The first option is obviously the easiest, but seems very wrong. The second one also seems wrong since I don't know exactly what will happen. The third option seems tempting except for two issues: first, all of the threads need not be joined back to the main thread under normal circumstances and second, in order to complete the thread execution, most of the remaining threads will have to call malloc() again anyway.

What shall I do?

Answer 1

This is one of the reason that space / rad hard systems generally forbid dynamic memory allocation. When malloc() fails, its extremely hard to 'cure' the failure. You do have some options:

• You are not required to use the built in libc malloc() (at all, or as usual). You can wrap malloc() to do extra work on failures, such as notifying something else. This is helpful when using something like a watchdog. You can also use a full blown garbage collector, though I don't recommend it. Its better to identify and fix leaks.
• Depending on storage and complexity, infrequently accessed allocated blocks could be mapped to disk. But here, typically, you are only looking at a few KB of savings in physical memory.
• You can use a static pool of memory and your own malloc() that won't oversell it. If you have profiled your heap usage extensively (using a tool like Valgrind's massif or similar), you can reasonably size the pool.

However, what most of those suggestions boil down to is not trusting / using the system malloc() if failure is not an option.

In your case, I think the best thing you can do is make sure a watchdog is notified in the event that malloc() fails, so that your process (or the whole system) can be re-started. You don't want it looking 'alive and running' while in deadlock. This could be as simple as just unlinking a file.

Write very detailed logs. What file / line / function did the failure happen?

If malloc() fails when trying to get just a few KB, its a good sign that your process really can't continue reliably anyway. If it fails grabbing a few hundred MB, you may be able to recover and keep going. By that token, whatever action you take should be based on just how much memory you were trying to get, and if calls to allocate a much smaller size still succeed.

The one thing you never want to do is just operate on NULL pointers and let it crash.
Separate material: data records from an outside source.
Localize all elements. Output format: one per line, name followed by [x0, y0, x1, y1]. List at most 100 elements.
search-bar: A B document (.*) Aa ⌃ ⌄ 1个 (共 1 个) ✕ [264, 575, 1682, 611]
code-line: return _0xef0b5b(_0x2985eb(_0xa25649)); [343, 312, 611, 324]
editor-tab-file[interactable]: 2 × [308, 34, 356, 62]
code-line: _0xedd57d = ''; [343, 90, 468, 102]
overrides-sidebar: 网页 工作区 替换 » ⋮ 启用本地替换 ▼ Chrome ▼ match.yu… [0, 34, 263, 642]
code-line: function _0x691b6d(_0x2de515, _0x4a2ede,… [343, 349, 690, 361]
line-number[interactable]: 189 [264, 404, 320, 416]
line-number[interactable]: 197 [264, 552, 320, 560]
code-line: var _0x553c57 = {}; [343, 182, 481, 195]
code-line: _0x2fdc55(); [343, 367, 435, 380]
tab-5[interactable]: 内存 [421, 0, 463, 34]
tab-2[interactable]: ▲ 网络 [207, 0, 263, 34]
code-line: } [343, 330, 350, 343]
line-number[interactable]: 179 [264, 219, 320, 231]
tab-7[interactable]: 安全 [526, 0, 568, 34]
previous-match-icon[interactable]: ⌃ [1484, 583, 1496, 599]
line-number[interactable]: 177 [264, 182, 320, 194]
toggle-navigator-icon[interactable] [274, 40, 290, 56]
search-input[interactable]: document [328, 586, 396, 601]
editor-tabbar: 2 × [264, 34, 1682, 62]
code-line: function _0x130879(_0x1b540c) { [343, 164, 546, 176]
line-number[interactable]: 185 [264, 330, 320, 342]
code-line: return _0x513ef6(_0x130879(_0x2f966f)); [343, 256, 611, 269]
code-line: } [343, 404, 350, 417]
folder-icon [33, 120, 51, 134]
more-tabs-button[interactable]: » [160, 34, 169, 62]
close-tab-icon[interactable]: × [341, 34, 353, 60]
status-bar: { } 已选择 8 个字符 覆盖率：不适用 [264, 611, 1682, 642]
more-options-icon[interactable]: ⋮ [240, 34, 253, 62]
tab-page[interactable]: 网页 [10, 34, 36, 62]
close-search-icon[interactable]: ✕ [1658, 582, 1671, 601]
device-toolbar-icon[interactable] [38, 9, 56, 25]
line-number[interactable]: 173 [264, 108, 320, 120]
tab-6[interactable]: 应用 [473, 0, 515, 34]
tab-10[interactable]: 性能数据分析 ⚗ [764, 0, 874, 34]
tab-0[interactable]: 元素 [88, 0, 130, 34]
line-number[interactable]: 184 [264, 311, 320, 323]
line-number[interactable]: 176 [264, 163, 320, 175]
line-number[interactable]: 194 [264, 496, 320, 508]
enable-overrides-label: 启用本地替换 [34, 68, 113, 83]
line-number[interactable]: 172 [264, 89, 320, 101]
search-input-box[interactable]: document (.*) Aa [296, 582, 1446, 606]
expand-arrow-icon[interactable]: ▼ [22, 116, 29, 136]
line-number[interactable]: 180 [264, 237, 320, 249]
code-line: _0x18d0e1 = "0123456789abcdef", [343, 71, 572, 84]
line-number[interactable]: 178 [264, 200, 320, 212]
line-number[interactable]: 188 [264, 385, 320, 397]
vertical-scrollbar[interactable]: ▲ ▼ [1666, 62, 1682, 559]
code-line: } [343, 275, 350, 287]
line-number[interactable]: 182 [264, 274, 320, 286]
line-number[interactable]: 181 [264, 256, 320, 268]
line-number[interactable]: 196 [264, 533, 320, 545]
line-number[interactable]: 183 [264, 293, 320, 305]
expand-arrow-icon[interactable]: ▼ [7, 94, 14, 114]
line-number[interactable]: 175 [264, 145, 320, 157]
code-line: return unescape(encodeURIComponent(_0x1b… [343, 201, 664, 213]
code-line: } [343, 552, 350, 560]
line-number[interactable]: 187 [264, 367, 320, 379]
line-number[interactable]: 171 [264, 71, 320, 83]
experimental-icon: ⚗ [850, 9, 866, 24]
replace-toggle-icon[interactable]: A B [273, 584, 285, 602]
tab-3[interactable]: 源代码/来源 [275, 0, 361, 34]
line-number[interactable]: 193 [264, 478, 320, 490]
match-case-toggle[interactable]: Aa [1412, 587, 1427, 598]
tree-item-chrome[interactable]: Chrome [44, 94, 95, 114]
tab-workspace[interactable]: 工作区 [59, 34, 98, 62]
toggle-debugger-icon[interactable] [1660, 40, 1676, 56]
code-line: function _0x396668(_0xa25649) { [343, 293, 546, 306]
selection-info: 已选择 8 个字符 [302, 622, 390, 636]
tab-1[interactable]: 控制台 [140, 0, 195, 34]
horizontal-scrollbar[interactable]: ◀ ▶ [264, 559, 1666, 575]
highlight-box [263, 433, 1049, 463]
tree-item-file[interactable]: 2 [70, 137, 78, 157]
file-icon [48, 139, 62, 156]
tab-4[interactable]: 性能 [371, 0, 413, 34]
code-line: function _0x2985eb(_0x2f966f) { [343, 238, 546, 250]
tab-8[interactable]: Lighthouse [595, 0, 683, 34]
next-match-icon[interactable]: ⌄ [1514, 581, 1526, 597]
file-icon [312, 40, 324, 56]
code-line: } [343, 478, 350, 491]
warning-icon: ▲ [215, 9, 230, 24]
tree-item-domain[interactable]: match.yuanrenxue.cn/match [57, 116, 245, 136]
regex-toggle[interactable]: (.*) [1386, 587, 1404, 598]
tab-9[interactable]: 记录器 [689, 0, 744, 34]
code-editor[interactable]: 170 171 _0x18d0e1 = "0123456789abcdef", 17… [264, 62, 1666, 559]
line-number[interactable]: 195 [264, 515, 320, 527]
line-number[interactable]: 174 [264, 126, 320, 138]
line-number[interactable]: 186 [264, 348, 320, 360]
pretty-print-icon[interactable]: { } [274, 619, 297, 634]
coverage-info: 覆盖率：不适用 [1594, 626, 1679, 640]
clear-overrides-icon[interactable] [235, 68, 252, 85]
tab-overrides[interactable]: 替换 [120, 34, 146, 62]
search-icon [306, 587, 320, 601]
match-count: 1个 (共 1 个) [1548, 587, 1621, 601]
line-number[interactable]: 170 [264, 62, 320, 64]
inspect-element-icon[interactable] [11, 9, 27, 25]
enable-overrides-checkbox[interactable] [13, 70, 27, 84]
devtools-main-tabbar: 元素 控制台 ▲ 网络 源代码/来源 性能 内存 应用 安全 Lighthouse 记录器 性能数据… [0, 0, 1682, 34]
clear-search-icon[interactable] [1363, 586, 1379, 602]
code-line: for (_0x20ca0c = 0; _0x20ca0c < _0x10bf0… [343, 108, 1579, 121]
Its just sloppy, provides no useful logging of where things went wrong and gives the impression that your software is of low / unstable quality.

Answer 2

There's nothing wrong with option 2. You don't have to assume - exit() exits the process, which means all the threads are torn down and everything is cleaned up.

Don't forget to try and log where the failed allocation occured.

Answer 3

There's a fourth option: free some memory (caches are always good candidates) and try again.

If you cannot afford this, I'd choose option 2 (logging or printing some kind of error message, obviously)... The only concern about cleanup would be closing the opened network connections in an orderly manner, so the clients know that the application on the other side is shutting down rather than find an unexpected connectivity problem.